CMHA Mental Health Week - May 3-9, 2021

Author: Katrina Wilson M.A. RPC

The Canadian Mental Health Association holds a week-long focus on destigmatizing mental health each year. During the week of May 3-9, 2021, their message focuses on helping Canadians #GetReal with what they are feeling.

The CMHA is encouraging people to start approaching their emotions – to recognize them, name them, and voice them. It is so important to normalize the presence of emotions and validate the wide range of emotions that we are capable of feeling, and many people don’t – or don’t know how- to do this.

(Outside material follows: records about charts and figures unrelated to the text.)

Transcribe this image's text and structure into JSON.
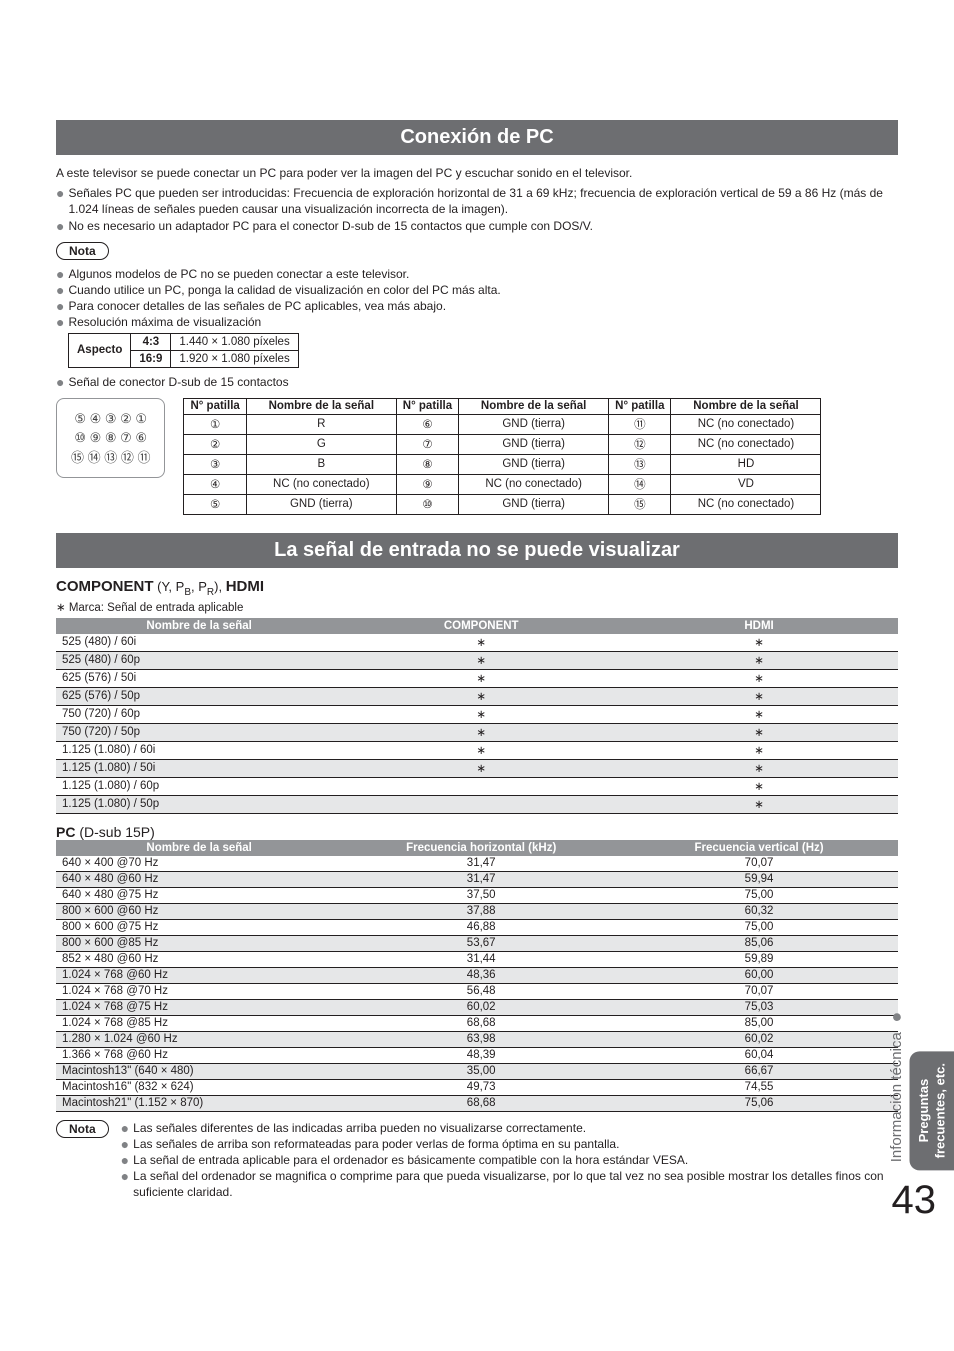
{
  "section1": {
    "title": "Conexión de PC",
    "intro": "A este televisor se puede conectar un PC para poder ver la imagen del PC y escuchar sonido en el televisor.",
    "bullets_top": [
      "Señales PC que pueden ser introducidas: Frecuencia de exploración horizontal de 31 a 69 kHz; frecuencia de exploración vertical de 59 a 86 Hz (más de 1.024 líneas de señales pueden causar una visualización incorrecta de la imagen).",
      "No es necesario un adaptador PC para el conector D-sub de 15 contactos que cumple con DOS/V."
    ],
    "nota_label": "Nota",
    "nota_bullets": [
      "Algunos modelos de PC no se pueden conectar a este televisor.",
      "Cuando utilice un PC, ponga la calidad de visualización en color del PC más alta.",
      "Para conocer detalles de las señales de PC aplicables, vea más abajo.",
      "Resolución máxima de visualización"
    ],
    "aspect_table": {
      "row_label": "Aspecto",
      "rows": [
        {
          "ratio": "4:3",
          "res": "1.440 × 1.080 píxeles"
        },
        {
          "ratio": "16:9",
          "res": "1.920 × 1.080 píxeles"
        }
      ]
    },
    "dsub_bullet": "Señal de conector D-sub de 15 contactos",
    "connector_rows": [
      "⑤ ④ ③ ② ①",
      "⑩ ⑨ ⑧ ⑦ ⑥",
      "⑮ ⑭ ⑬ ⑫ ⑪"
    ],
    "pin_table": {
      "hdr_pin": "N° patilla",
      "hdr_name": "Nombre de la señal",
      "cols": [
        [
          {
            "pin": "①",
            "name": "R"
          },
          {
            "pin": "②",
            "name": "G"
          },
          {
            "pin": "③",
            "name": "B"
          },
          {
            "pin": "④",
            "name": "NC (no conectado)"
          },
          {
            "pin": "⑤",
            "name": "GND (tierra)"
          }
        ],
        [
          {
            "pin": "⑥",
            "name": "GND (tierra)"
          },
          {
            "pin": "⑦",
            "name": "GND (tierra)"
          },
          {
            "pin": "⑧",
            "name": "GND (tierra)"
          },
          {
            "pin": "⑨",
            "name": "NC (no conectado)"
          },
          {
            "pin": "⑩",
            "name": "GND (tierra)"
          }
        ],
        [
          {
            "pin": "⑪",
            "name": "NC (no conectado)"
          },
          {
            "pin": "⑫",
            "name": "NC (no conectado)"
          },
          {
            "pin": "⑬",
            "name": "HD"
          },
          {
            "pin": "⑭",
            "name": "VD"
          },
          {
            "pin": "⑮",
            "name": "NC (no conectado)"
          }
        ]
      ]
    }
  },
  "section2": {
    "title": "La señal de entrada no se puede visualizar",
    "component_heading_strong1": "COMPONENT",
    "component_heading_paren": " (Y, P",
    "component_heading_sub1": "B",
    "component_heading_mid": ", P",
    "component_heading_sub2": "R",
    "component_heading_close": "), ",
    "component_heading_strong2": "HDMI",
    "marca_note": "∗ Marca: Señal de entrada aplicable",
    "sig_table": {
      "hdr_name": "Nombre de la señal",
      "hdr_comp": "COMPONENT",
      "hdr_hdmi": "HDMI",
      "rows": [
        {
          "name": "525 (480) / 60i",
          "comp": "∗",
          "hdmi": "∗",
          "alt": false
        },
        {
          "name": "525 (480) / 60p",
          "comp": "∗",
          "hdmi": "∗",
          "alt": true
        },
        {
          "name": "625 (576) / 50i",
          "comp": "∗",
          "hdmi": "∗",
          "alt": false
        },
        {
          "name": "625 (576) / 50p",
          "comp": "∗",
          "hdmi": "∗",
          "alt": true
        },
        {
          "name": "750 (720) / 60p",
          "comp": "∗",
          "hdmi": "∗",
          "alt": false
        },
        {
          "name": "750 (720) / 50p",
          "comp": "∗",
          "hdmi": "∗",
          "alt": true
        },
        {
          "name": "1.125 (1.080) / 60i",
          "comp": "∗",
          "hdmi": "∗",
          "alt": false
        },
        {
          "name": "1.125 (1.080) / 50i",
          "comp": "∗",
          "hdmi": "∗",
          "alt": true
        },
        {
          "name": "1.125 (1.080) / 60p",
          "comp": "",
          "hdmi": "∗",
          "alt": false
        },
        {
          "name": "1.125 (1.080) / 50p",
          "comp": "",
          "hdmi": "∗",
          "alt": true
        }
      ]
    },
    "pc_heading_strong": "PC",
    "pc_heading_paren": " (D-sub 15P)",
    "pc_table": {
      "hdr_name": "Nombre de la señal",
      "hdr_h": "Frecuencia horizontal (kHz)",
      "hdr_v": "Frecuencia vertical (Hz)",
      "rows": [
        {
          "name": "640 × 400 @70 Hz",
          "h": "31,47",
          "v": "70,07",
          "alt": false
        },
        {
          "name": "640 × 480 @60 Hz",
          "h": "31,47",
          "v": "59,94",
          "alt": true
        },
        {
          "name": "640 × 480 @75 Hz",
          "h": "37,50",
          "v": "75,00",
          "alt": false
        },
        {
          "name": "800 × 600 @60 Hz",
          "h": "37,88",
          "v": "60,32",
          "alt": true
        },
        {
          "name": "800 × 600 @75 Hz",
          "h": "46,88",
          "v": "75,00",
          "alt": false
        },
        {
          "name": "800 × 600 @85 Hz",
          "h": "53,67",
          "v": "85,06",
          "alt": true
        },
        {
          "name": "852 × 480 @60 Hz",
          "h": "31,44",
          "v": "59,89",
          "alt": false
        },
        {
          "name": "1.024 × 768 @60 Hz",
          "h": "48,36",
          "v": "60,00",
          "alt": true
        },
        {
          "name": "1.024 × 768 @70 Hz",
          "h": "56,48",
          "v": "70,07",
          "alt": false
        },
        {
          "name": "1.024 × 768 @75 Hz",
          "h": "60,02",
          "v": "75,03",
          "alt": true
        },
        {
          "name": "1.024 × 768 @85 Hz",
          "h": "68,68",
          "v": "85,00",
          "alt": false
        },
        {
          "name": "1.280 × 1.024 @60 Hz",
          "h": "63,98",
          "v": "60,02",
          "alt": true
        },
        {
          "name": "1.366 × 768 @60 Hz",
          "h": "48,39",
          "v": "60,04",
          "alt": false
        },
        {
          "name": "Macintosh13\" (640 × 480)",
          "h": "35,00",
          "v": "66,67",
          "alt": true
        },
        {
          "name": "Macintosh16\" (832 × 624)",
          "h": "49,73",
          "v": "74,55",
          "alt": false
        },
        {
          "name": "Macintosh21\" (1.152 × 870)",
          "h": "68,68",
          "v": "75,06",
          "alt": true
        }
      ]
    },
    "bottom_nota_label": "Nota",
    "bottom_nota_bullets": [
      "Las señales diferentes de las indicadas arriba pueden no visualizarse correctamente.",
      "Las señales de arriba son reformateadas para poder verlas de forma óptima en su pantalla.",
      "La señal de entrada aplicable para el ordenador es básicamente compatible con la hora estándar VESA.",
      "La señal del ordenador se magnifica o comprime para que pueda visualizarse, por lo que tal vez no sea posible mostrar los detalles finos con suficiente claridad."
    ]
  },
  "side": {
    "info": "Información técnica",
    "faq_l1": "Preguntas",
    "faq_l2": "frecuentes, etc."
  },
  "page_number": "43"
}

One of the main things people work on when engaging in recovery is getting to know their emotions and learning new ways to navigate their emotional landscape. The eating disorder promotes itself as an effective “coping tool”. However, the eating disorder does not want you to actually cope with your emotions, it wants you to avoid them, stuff them, ignore them, and escape from them. Coping actually occurs when you allow the emotion to exist and help yourself through it. Part of this involves naming the emotion and voicing it – either in your journal, anonymously online, or to a trusted support.

When you start to turn towards your emotions instead of running away from them, they become more familiar and less scary. You can start to recognize when an emotion is starting to bubble up, instead of being caught off guard and surprised by your emotions. A good place to start is taking time out of your day to check in with yourself. To ask yourself “How am I feeling right now?”. If something comes up, great! If nothing comes up, that’s ok, too.

You can also start to work on distinguishing one emotion from another – what does anxiety feel like as opposed to excitement? How is guilt different from the feeling of shame? How do you know if you are disappointed, or angry? As you get to know your emotions better, you will find it easier to name them and identify what is going on for you, which in itself can help take some of the power away from the emotion.

The Canadian Mental Health Association has some amazing resources on their mental health week website (MHW2021 Homepage - Canadian Mental Health Association ( ) . They are committed to ending the stigma associated with mental health. Stigma is fuelled by silence. Shame is fuelled by secrecy. In order to end the stigma and shame, we have to start talking about how we feel.